Research Firm Says 32 Million Patient Records Breached This Year
Over 32 million patient records have been breached in the first half of this year, more than double the 15 million last year, according to the latest Protenus Breach Barometer report.
The Protenus Breach Barometer, a cyber incident tracker service from research firm Protenus, says there were 285 incidents worldwide involving record breaches during the first half of the year. This works out to more than one a day.
Hacking was the primary cause for the majority of these breaches with 168 hacking incidents (59 percent of publicly disclosed incidents) and 88% of all breached records, or 27.8 million records.
The single largest breach disclosed so far in 2019 was the result of hacking a medical collections agency. The incident was discovered when patient data was found for sale on the dark web. More than 20 million patient records were affected when hackers potentially gained access to highly sensitive medical information. Hacking was the cause of 60% of the total number of breaches throughout the first half of the year. Hospital insiders were responsible for breaching more than 3 million patient records.
“Hacking continues to threaten healthcare organizations, with a distressing number of patient records breached in the first half of the year,” Protenus’ researchers wrote. “Breaches of patient privacy continue to loom throughout the healthcare industry and seem to be on the rise in the first half of 2019.”
To put things into perspective, in 2015, a report from healthcare company Kaiser Permanente reported that 29 million patient records were breached between 2011 and 2015.

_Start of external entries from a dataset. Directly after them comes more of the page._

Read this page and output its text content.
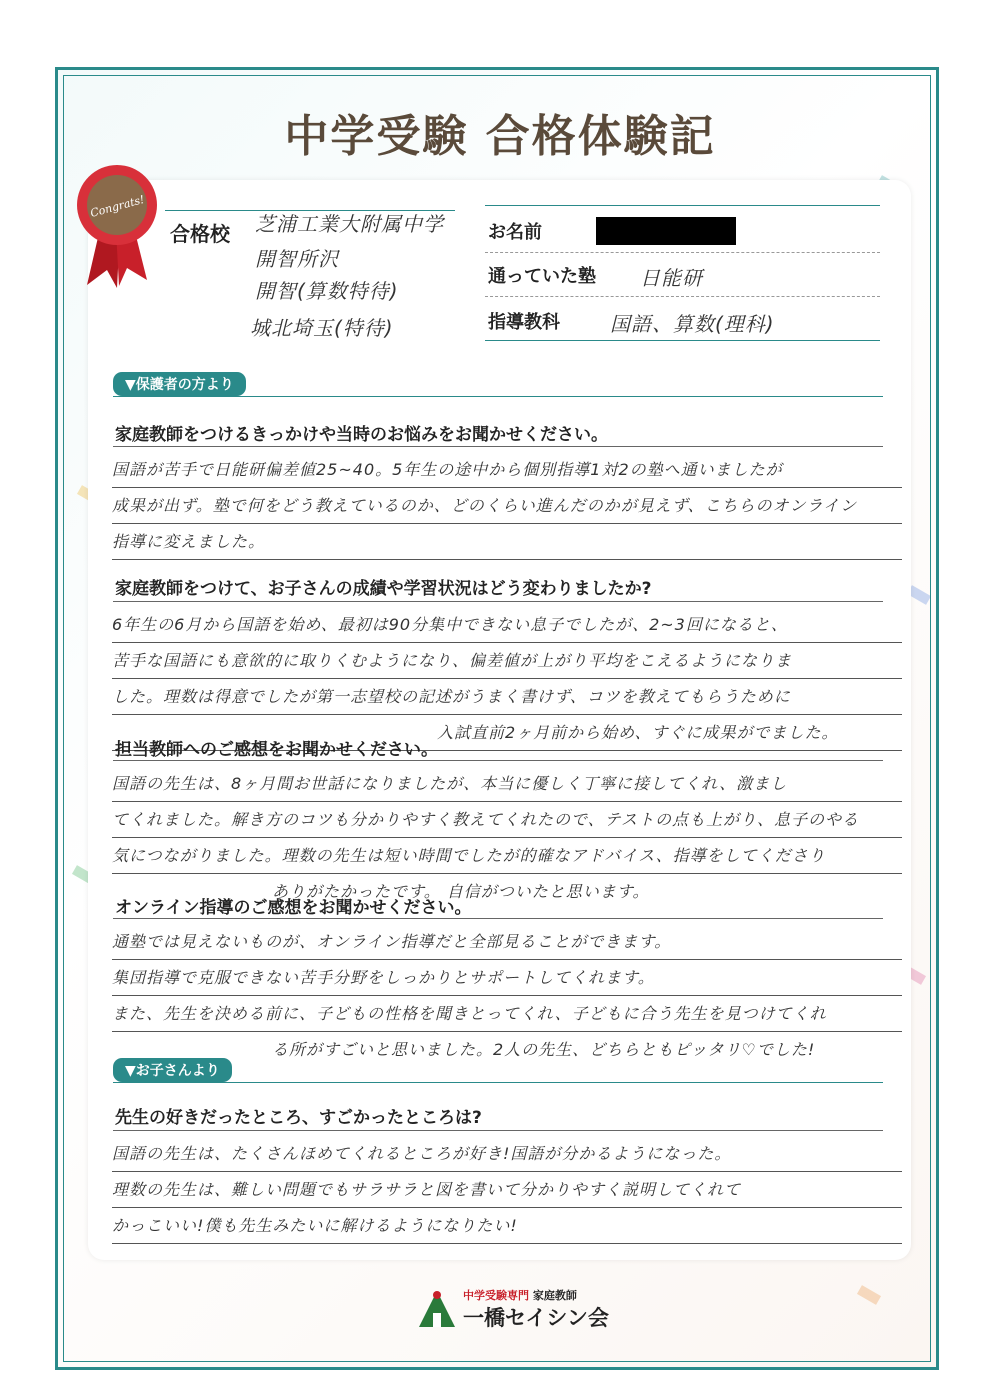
中学受験 合格体験記
Congrats!
合格校 芝浦工業大附属中学
開智所沢
開智(算数特待)
城北埼玉(特待)
お名前
通っていた塾 日能研
指導教科	国語、算数(理科)
▼保護者の方より
家庭教師をつけるきっかけや当時のお悩みをお聞かせください。
国語が苦手で日能研偏差値25~40。5年生の途中から個別指導1対2の塾へ通いましたが
成果が出ず。塾で何をどう教えているのか、どのくらい進んだのかが見えず、こちらのオンライン
指導に変えました。
家庭教師をつけて、お子さんの成績や学習状況はどう変わりましたか?
6年生の6月から国語を始め、最初は90分集中できない息子でしたが、2~3回になると、
苦手な国語にも意欲的に取りくむようになり、偏差値が上がり平均をこえるようになりま
した。理数は得意でしたが第一志望校の記述がうまく書けず、コツを教えてもらうために
入試直前2ヶ月前から始め、すぐに成果がでました。
担当教師へのご感想をお聞かせください。
国語の先生は、8ヶ月間お世話になりましたが、本当に優しく丁寧に接してくれ、激まし
てくれました。解き方のコツも分かりやすく教えてくれたので、テストの点も上がり、息子のやる
気につながりました。理数の先生は短い時間でしたが的確なアドバイス、指導をしてくださり
ありがたかったです。 自信がついたと思います。
オンライン指導のご感想をお聞かせください。
通塾では見えないものが、オンライン指導だと全部見ることができます。
集団指導で克服できない苦手分野をしっかりとサポートしてくれます。
また、先生を決める前に、子どもの性格を聞きとってくれ、子どもに合う先生を見つけてくれ
る所がすごいと思いました。2人の先生、どちらともピッタリ♡でした!
▼お子さんより
先生の好きだったところ、すごかったところは?
国語の先生は、たくさんほめてくれるところが好き!国語が分かるようになった。
理数の先生は、難しい問題でもサラサラと図を書いて分かりやすく説明してくれて
かっこいい!僕も先生みたいに解けるようになりたい!
中学受験専門 家庭教師
一橋セイシン会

One of the big reasons for the dramatic increase in record breaches is the commodification of personal data on darknet markets. Hackers don’t necessarily need to know what to do with the data as they have a platform to sell it.
Patient records are some of the most valuable commodities on the darknet given the vast wealth of information within each record.
Patient records can sell for a premium due to the amount of information found in the documents, including date of birth, credit card information, Social Security Number, address and email — effectively giving someone all they need to impersonate the victim and open lines of credit in their name. According to a report presented at a recent HIPAA conference, medical records sell for around $50 on darknet markets whereas Social Security Numbers alone can trade for at little as $3.